Les Belges n’auraient donc pas pénétré dans la maison du Premier Ministre, tenté de la protéger ? « Non, le commando a eu l’astuce de passer par l’arrière de la maison, alors que les Belges restaient dehors, devant la parcelle… Les gendarmes rwandais qui gardaient Agathe n’ont rien fait non plus. »
Ignorant que le chef des Casques bleus, le colonel Dewez, avait conseillé aux hommes du peloton mortier de parlementer et finalement de décider eux-mêmes s’ils devaient ou non se désaissir de leurs armes, Ngarambe poursuit : « j’ai été surpris de voir que les Belges remettaient calmement leurs armes aux militaires rwandais, moi, je n’aurais jamais fait cela.
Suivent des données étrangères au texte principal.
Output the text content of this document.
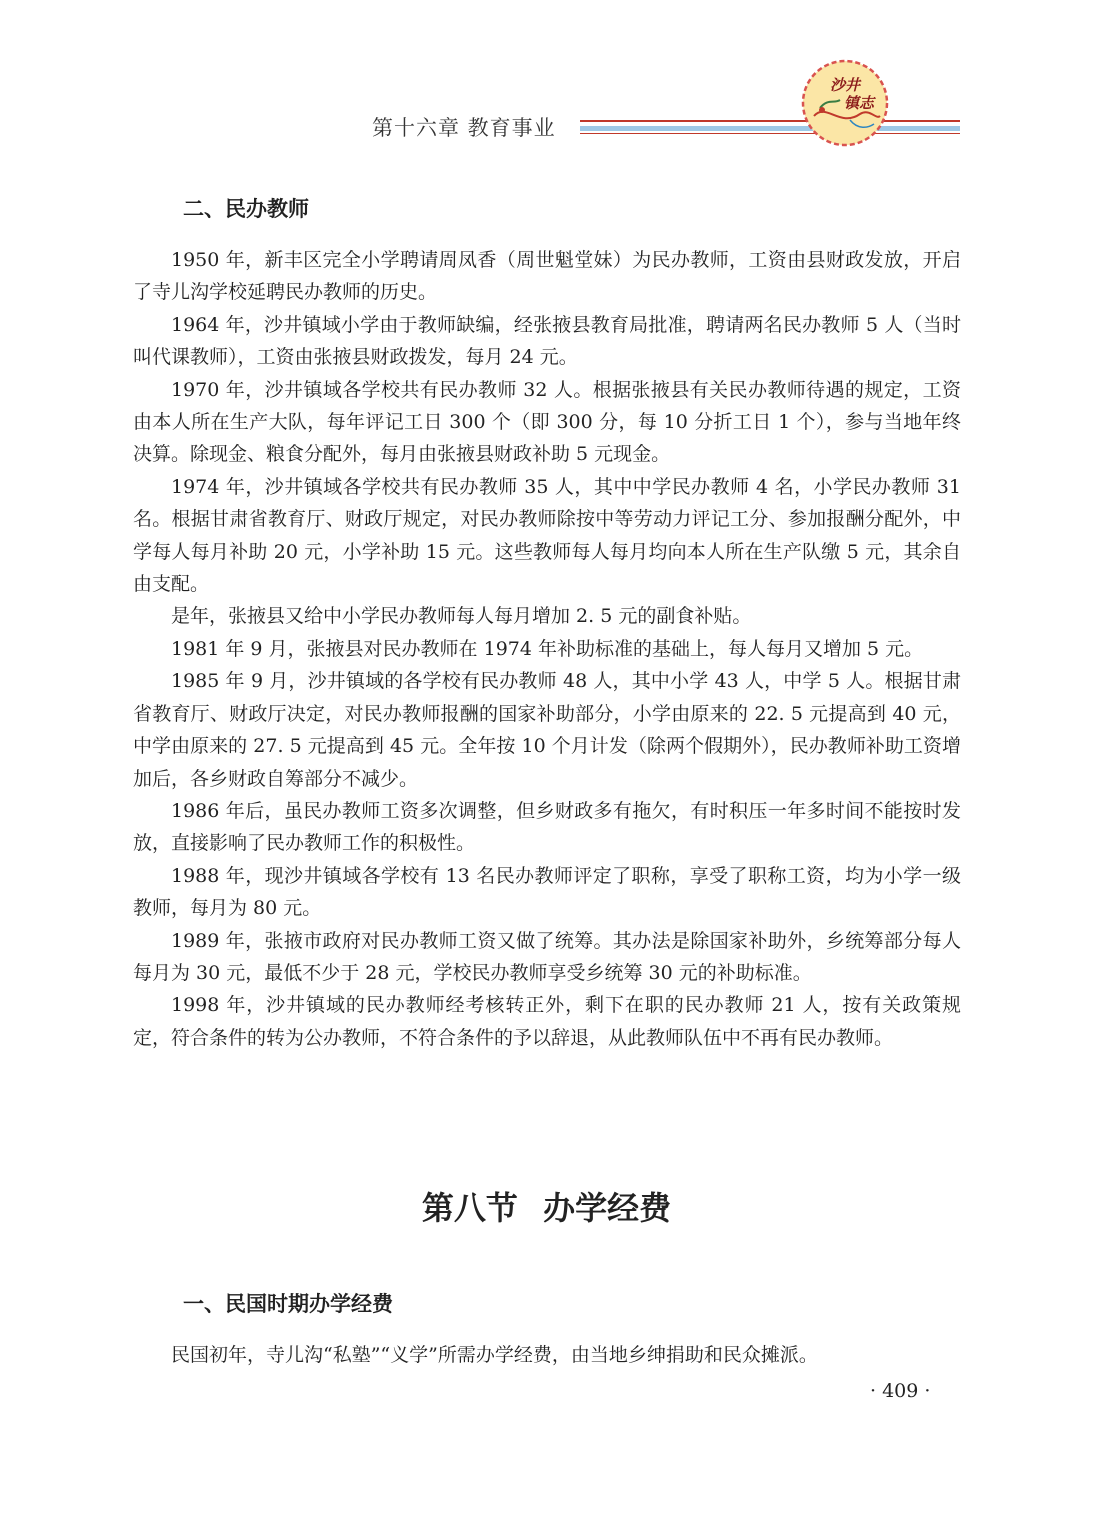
第十六章 教育事业
沙井
镇志
二、民办教师

1950 年，新丰区完全小学聘请周凤香（周世魁堂妹）为民办教师，工资由县财政发放，开启了寺儿沟学校延聘民办教师的历史。

1964 年，沙井镇域小学由于教师缺编，经张掖县教育局批准，聘请两名民办教师 5 人（当时叫代课教师），工资由张掖县财政拨发，每月 24 元。

1970 年，沙井镇域各学校共有民办教师 32 人。根据张掖县有关民办教师待遇的规定，工资由本人所在生产大队，每年评记工日 300 个（即 300 分，每 10 分折工日 1 个），参与当地年终决算。除现金、粮食分配外，每月由张掖县财政补助 5 元现金。

1974 年，沙井镇域各学校共有民办教师 35 人，其中中学民办教师 4 名，小学民办教师 31 名。根据甘肃省教育厅、财政厅规定，对民办教师除按中等劳动力评记工分、参加报酬分配外，中学每人每月补助 20 元，小学补助 15 元。这些教师每人每月均向本人所在生产队缴 5 元，其余自由支配。

是年，张掖县又给中小学民办教师每人每月增加 2. 5 元的副食补贴。

1981 年 9 月，张掖县对民办教师在 1974 年补助标准的基础上，每人每月又增加 5 元。

1985 年 9 月，沙井镇域的各学校有民办教师 48 人，其中小学 43 人，中学 5 人。根据甘肃省教育厅、财政厅决定，对民办教师报酬的国家补助部分，小学由原来的 22. 5 元提高到 40 元，中学由原来的 27. 5 元提高到 45 元。全年按 10 个月计发（除两个假期外），民办教师补助工资增加后，各乡财政自筹部分不减少。

1986 年后，虽民办教师工资多次调整，但乡财政多有拖欠，有时积压一年多时间不能按时发放，直接影响了民办教师工作的积极性。

1988 年，现沙井镇域各学校有 13 名民办教师评定了职称，享受了职称工资，均为小学一级教师，每月为 80 元。

1989 年，张掖市政府对民办教师工资又做了统筹。其办法是除国家补助外，乡统筹部分每人每月为 30 元，最低不少于 28 元，学校民办教师享受乡统筹 30 元的补助标准。

1998 年，沙井镇域的民办教师经考核转正外，剩下在职的民办教师 21 人，按有关政策规定，符合条件的转为公办教师，不符合条件的予以辞退，从此教师队伍中不再有民办教师。

第八节 办学经费
一、民国时期办学经费

民国初年，寺儿沟“私塾”“义学”所需办学经费，由当地乡绅捐助和民众摊派。

· 409 ·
Les véhicules, avec les mitrailleuses montées sont restés devant la maison, sans avoir été attaqués. Les Belges sont partis à pied, entourés par les militaires et quelques étudiants… Ils n’avaient pas l’air d’être forcés, ils sont partis par conviction, ils étaient calmes, tous sains et saufs. Les étudiants de l’ESM leur disaient « de toutes façons, Agathe est morte, votre mission ici est terminée, marchez avec nous, nous non plus nous n’avons pas d’armes… »
Selon Ngarambe, c’est après quelques minutes de marche qu’un minibus est arrivé (ndlr ; au volant duquel se trouvait le colonel Ntuyahaga) et a embarqué les Casques bleus. « Il n’est pas allé loin, le camp Kigali était vraiment tout près… »
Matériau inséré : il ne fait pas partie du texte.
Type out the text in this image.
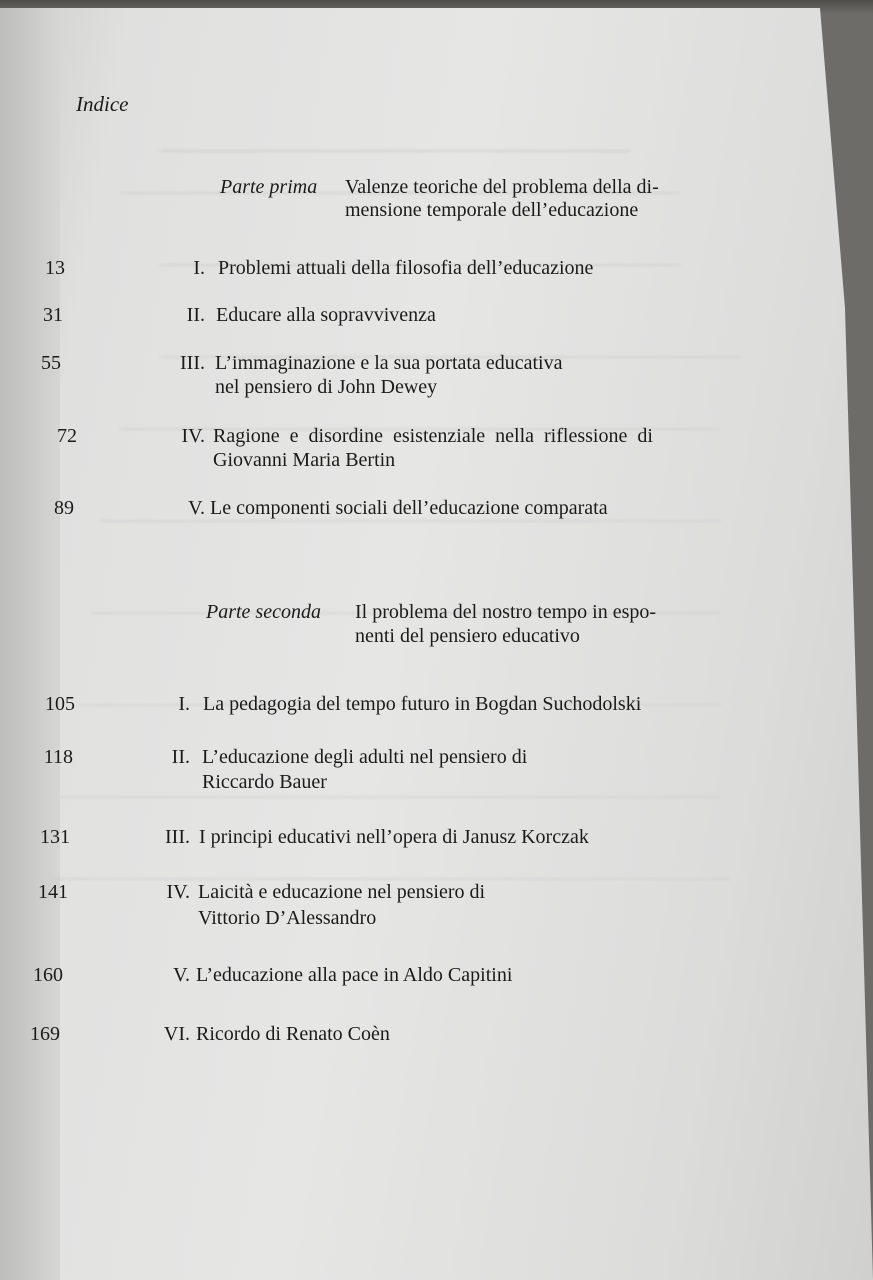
Indice
Parte prima Valenze teoriche del problema della di-
mensione temporale dell’educazione
13	I. Problemi attuali della filosofia dell’educazione
31	II. Educare alla sopravvivenza
55	III. L’immaginazione e la sua portata educativa
nel pensiero di John Dewey
72	IV. Ragione e disordine esistenziale nella riflessione di
Giovanni Maria Bertin
89	V. Le componenti sociali dell’educazione comparata
Parte seconda Il problema del nostro tempo in espo-
nenti del pensiero educativo
105	I. La pedagogia del tempo futuro in Bogdan Suchodolski
118	II. L’educazione degli adulti nel pensiero di
Riccardo Bauer
131	III. I principi educativi nell’opera di Janusz Korczak
141	IV. Laicità e educazione nel pensiero di
Vittorio D’Alessandro
160	V. L’educazione alla pace in Aldo Capitini
169	VI. Ricordo di Renato Coèn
C’est au camp Kigali que tout s’est gâté : « se trouvaient là des blessés de guerre, des mutilés. On leur avait dit que ces Belges avaient tué le président, ils étaient furieux. Tout de suite, on a séparé les Belges des deux ou trois Noirs (des Togolais) qui se trouvaient là, on les a mis à part, on les a forcés à déambuler devant les militaires, les vétérans. Tout le monde a commencé à les frapper, avec tout ce qu’on trouvait sous la main, même des béquilles. Ils étaient à la merci de tout le monde. Sous les coups, ils sont tombés très vite. Un seul s’est défendu (ndlr Yannick Leroy). Celui là s’est précipité dans un petit bâtiment, un magasin d’armements où se trouvaient entreposées des armes confisquées. Il s’en enfermé là, seul, et a tiré à travers la porte avec les armes qu’il avait trouvées sur place. »
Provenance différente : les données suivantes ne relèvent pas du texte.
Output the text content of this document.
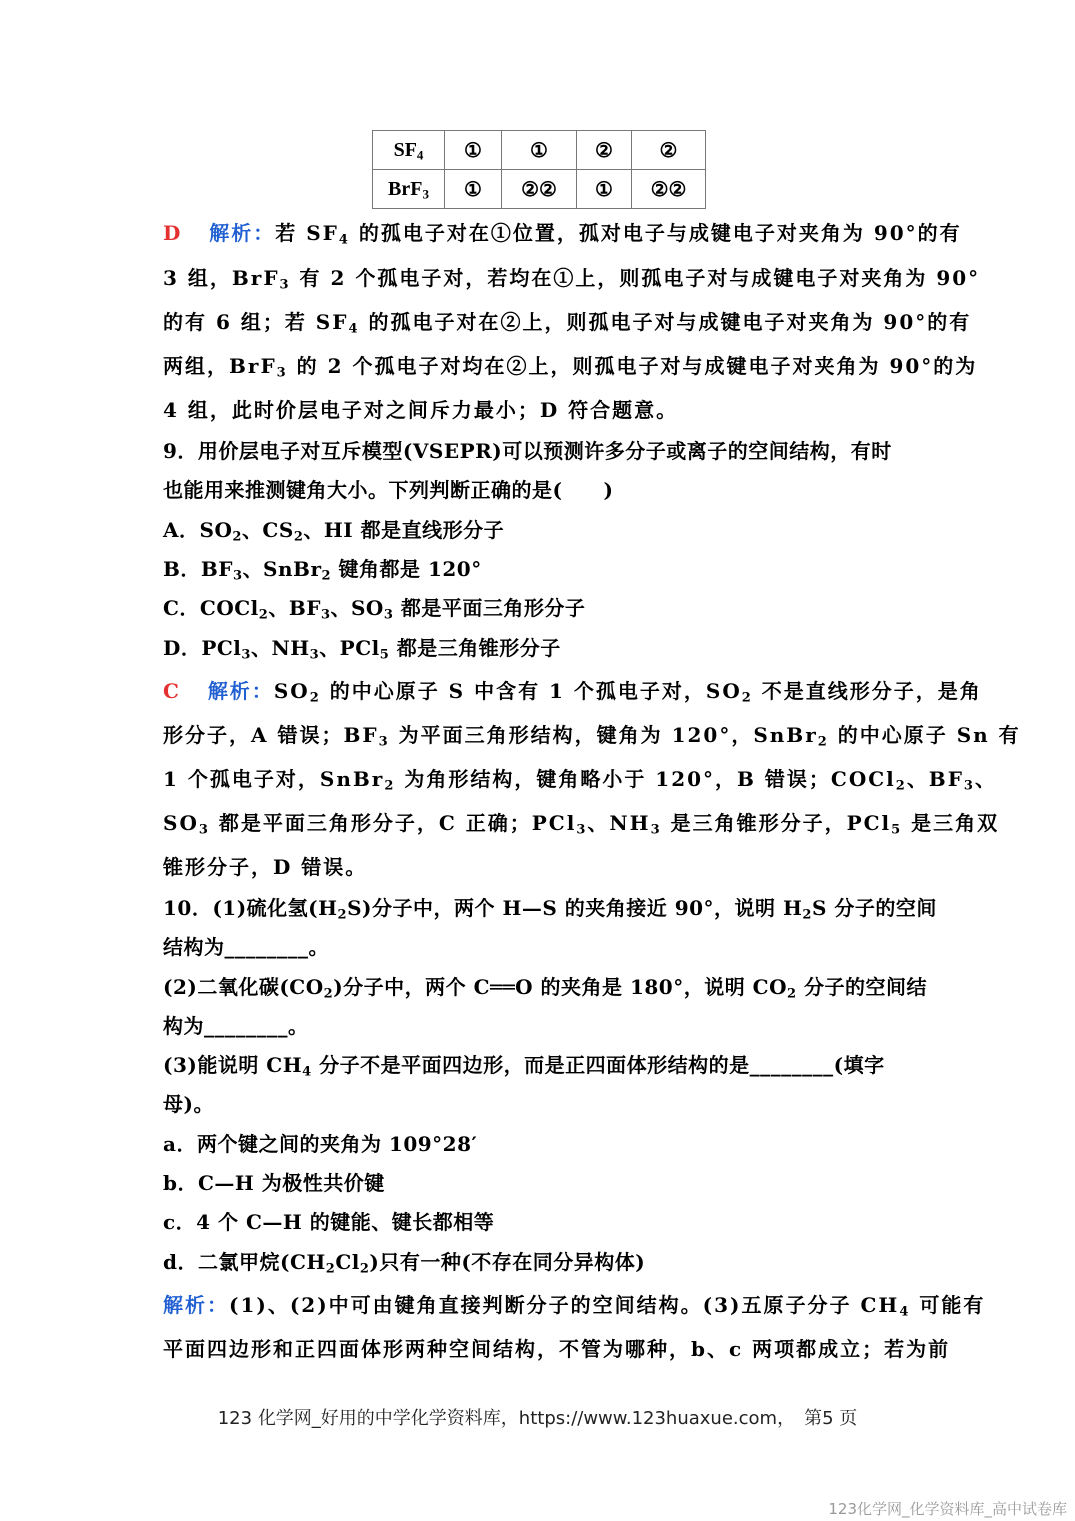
$SF_4$	①	①	②	②
BrF$_3$	①	②②	①	②②
D 解析：若 $SF_4$ 的孤电子对在①位置，孤对电子与成键电子对夹角为 90°的有
3 组，BrF$_3$ 有 2 个孤电子对，若均在①上，则孤电子对与成键电子对夹角为 90°
的有 6 组；若 $SF_4$ 的孤电子对在②上，则孤电子对与成键电子对夹角为 90°的有
两组，BrF$_3$ 的 2 个孤电子对均在②上，则孤电子对与成键电子对夹角为 90°的为
4 组，此时价层电子对之间斥力最小；D 符合题意。
9．用价层电子对互斥模型(VSEPR)可以预测许多分子或离子的空间结构，有时
也能用来推测键角大小。下列判断正确的是(　　)
A．$SO_2$、$CS_2$、HI 都是直线形分子
B．$BF_3$、SnBr$_2$ 键角都是 120°
C．COCl$_2$、$BF_3$、$SO_3$ 都是平面三角形分子
D．PCl$_3$、$NH_3$、PCl$_5$ 都是三角锥形分子
C 解析：$SO_2$ 的中心原子 S 中含有 1 个孤电子对，$SO_2$ 不是直线形分子，是角
形分子，A 错误；$BF_3$ 为平面三角形结构，键角为 120°，SnBr$_2$ 的中心原子 Sn 有
1 个孤电子对，SnBr$_2$ 为角形结构，键角略小于 120°，B 错误；COCl$_2$、$BF_3$、
$SO_3$ 都是平面三角形分子，C 正确；PCl$_3$、$NH_3$ 是三角锥形分子，PCl$_5$ 是三角双
锥形分子，D 错误。
10．(1)硫化氢$(H_2S)$分子中，两个 H—S 的夹角接近 90°，说明 $H_2S$ 分子的空间
结构为________。
(2)二氧化碳$(CO_2)$分子中，两个 C══O 的夹角是 180°，说明 $CO_2$ 分子的空间结
构为________。
(3)能说明 $CH_4$ 分子不是平面四边形，而是正四面体形结构的是________(填字
母)。
a．两个键之间的夹角为 109°28′
b．C—H 为极性共价键
c．4 个 C—H 的键能、键长都相等
d．二氯甲烷$(CH_2Cl_2)$只有一种(不存在同分异构体)
解析：(1)、(2)中可由键角直接判断分子的空间结构。(3)五原子分子 $CH_4$ 可能有
平面四边形和正四面体形两种空间结构，不管为哪种，b、c 两项都成立；若为前
123 化学网_好用的中学化学资料库，https://www.123huaxue.com，　第5 页
123化学网_化学资料库_高中试卷库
L’ancien sous lieutenant ne se souvient pas avoir vu passer le général Dallaire et le major Maggen devant le camp, alors que les Belges blessés ou morts gisaient à quelques mètres de l’entrée, mais il se rappelle encore de sa surprise : « c’était le désordre, le chaos total. Il n’y avait pas de chef dans le camp, pas d’officier rwandais. Les hommes étaient livrés à eux-mêmes, à leur fureur. Rien n’était organisé. On s’est demandé : « comment, ces Belges sont laissés ainsi ? Quelqu’un va peut-être venir pour les sauver ? Mais rien ne s’est passé. Il est certain que s’il y avait eu une intervention, même celle d’un petit groupe, les Belges auraient été sauvés, je vous le garantis, car personne ne commandait les Rwandais. En fait, ces hommes ont été abandonnés. »
« Tout cela a duré longtemps » se souvient l’ancien élève officier, «les premiers Belges étaient déjà morts à 9heures 9heures 30, mais le désordre continuait et dans le petit bâtiment, le type résistait toujours. Vers 14 heures, on s’est même dit, il est vraiment courageux, si on le laissait ?
C’est alors que quelqu’un a eu l’idée du monter sur le toit du bâtiment, et de jeter une grenade à l’intérieur. Alors tout a été vraiment fini, il était 14 heures 30.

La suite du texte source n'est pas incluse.